In connection with retirement
The Explanatory Memorandum (EM) to the New Business Tax System (Capital Gains Tax) Bill 1999 makes the following comments about the requirement to be permanently incapacitated or retiring as one of the conditions for the concession:
1.68 One of the requirements of this concession for an individual small business taxpayer is that they must be either permanently incapacitated at the time of the CGT event, or at least 55 years old and using the capital proceeds for their retirement.
The provisions relating to the small business 15-year exemption do not define what is meant by the phrase 'in connection with a taxpayer's retirement', nor does it give any indication of the degree of retirement required in order to take advantage of this concession. It could be argued that the phrase 'in connection with retirement' means that the capital gain arising from the disposal of active assets is to be used to provide funds for a person's retirement rather than to precipitate retirement at the time of the CGT event. The words used in the EM support this interpretation.
The Advanced guide to capital gains tax concessions for small business 2010-11 (NAT 3359) also supports this view. It makes it clear that it is not necessary for there to be a permanent and everlasting retirement from the workforce. However, there would need to be at least a significant reduction in the number of hours worked or a significant change in the nature of the activities to be regarded as a retirement for the purposes of paragraphs 152-105(d) or 152-110(1)(d) of the ITAA 1997. The guide also provides that a CGT event may be 'in connection with your retirement' even if it occurs at some time before retirement.
In this case, you will significantly change your duties and responsibilities subsequent to the sale. Although you will remain an employee, you will no longer be responsible for the operation of the business. Your continued service on a full-time basis for the transition year was a condition in the contract of sale. The EM and the guide provide that the retirement does not need to occur immediately following the event, however whether a particular case satisfies the conditions depends very much on the facts of the case.
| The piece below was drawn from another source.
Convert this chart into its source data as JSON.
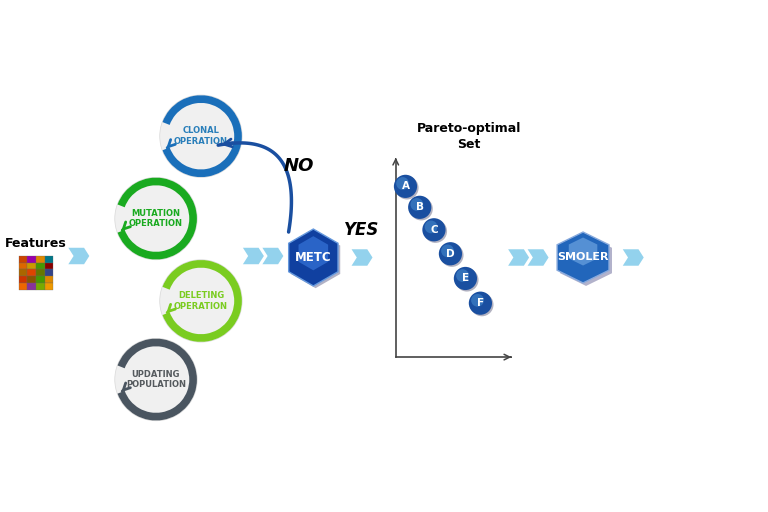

Although there is a delay between the CGT event and your retirement, when taking your age and future plans into account, it is considered that there is a clear link between the sale of the business and your retirement. You will use the proceeds to fund their retirement. It is considered that the sale of the business was integral to your retirement plans. Accordingly, the CGT event is considered to have happened in connection with your retirement in accordance with paragraph 152-110(1)(d) of the ITAA 1997.